Значит, это то, что люди называют любовью. Но для меня это было чем-то большим, чем любовь. Это был мой мир, заслонивший все, меня самого. И нежный голос, звавший меня: - Эдвард… - ради этого я вновь сотворю само существование.
Я не знаю, что такое смерть – я узнаю, чтобы украсть у неё Беллу. Потому, что Белла принадлежит только мне.
Я не знаю, существует ли Бог, но я создам его сам, если потребуется. Ведь он должен подарить мне мою Беллу. Сказано ведь в Библии: «Вначале было Слово». И я скажу это Слово, если потребуется, потому, что иначе быть и не может.
Я не знаю, кто я сам, кто я есть, но я стану кем угодно для Беллы. Всем, чем она захочет. Лишь за удовольствие ласкать её волосы, перебирая пряди, подобные той, единственной, которая обвивает мои пальцы в этот момент.
Впервые меня заинтересовало, каким могло быть мое будущее... И множество лиц мысленно появлялось перед моими глазами, создавая калейдоскоп событий, не всегда понятных, не всегда приятных. И теряющиеся в сумраке архива книжные стеллажи казались мне высокими горами, потолок – низкими облаками. Я не опасался солнца: разве может сжечь оно того, кто сам пылает?
Я с интересом представлял нашу первую встречу: мне придется приложить все силы, чтобы не сдаться голоду, терзающему меня. Она войдет, и её взгляд сразу упадет на меня. Мне нравилось представлять её неуклюжесть, её стеснительность. Белла спотыкается, как маленькие дети. Это мне тоже нравилось. И она будет  говорить во сне – должна! Иначе, как я узнаю её мысли?
Всё, что когда-либо привлекало мое внимание, за что цеплялся мой взгляд в невольном проблеске интереса: всё это воплотилось в образе и умножилось в миллион раз.
И впервые задался я вопросом,- каким было мое прошлое? Ведь я должен буду рассказать ей обо всем, чтобы не существовало никаких тайн. Неожиданно я понял, что расскажу ей в первую очередь: лесное озеро, покрытое только что опавшими осенними листьями, в которое я погрузился с головой, впервые осознав, что не нуждаюсь в дыхании. 

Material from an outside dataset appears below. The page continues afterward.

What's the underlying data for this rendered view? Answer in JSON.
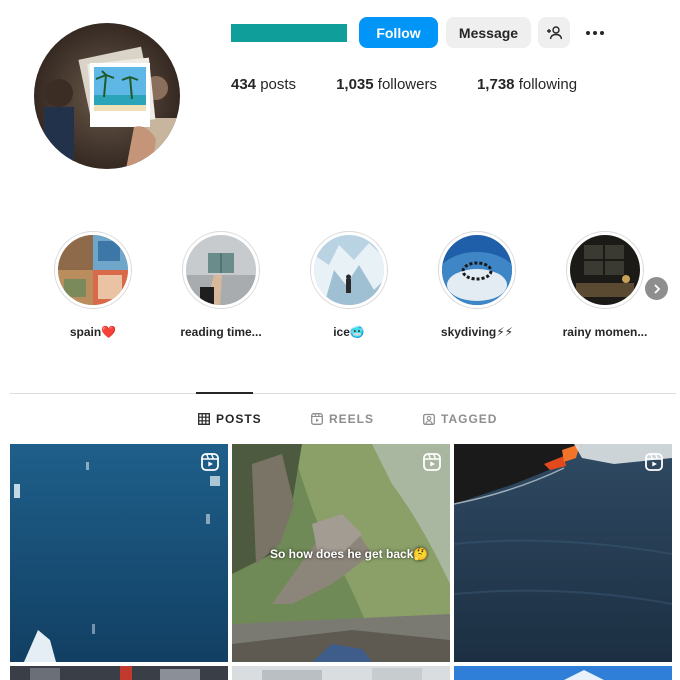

Мне не нужны были часы, чтобы знать о наступлении утра, я всегда знал об этом заранее. Но сегодня я впервые никуда не торопился. Наверху послышались шаги: библиотека готовилась к новому дню. Мягко поднявшись и бережно сжимая в руке волшебные пряди, я вышел из архива, не обращая ни малейшего внимания на книги. Они больше не представляли никакого интереса. Все эти истории отшелестели давным-давно. А моя история ждала меня.
Пройдя мимо человека, ошарашенного моим неожиданным появлением словно ниоткуда,  и тут же забывшего о своем удивлении, которое вытеснила зачарованность, я невольно прислушался к его мыслям, с интересом отметив разные любопытные детали не волновавшие меня ранее. Распахнув тяжелые двери, я впервые вышел навстречу рассвету. Жемчужная заря словно звенела в воздухе, день обещал быть жарким, и я огляделся, восхищенный строгой красотой города, название которого вспомнил.
Первые лучи солнца обожгли в мучительной ласке мою кожу, и я улыбнулся, растворяясь, погружаясь в свою мечту.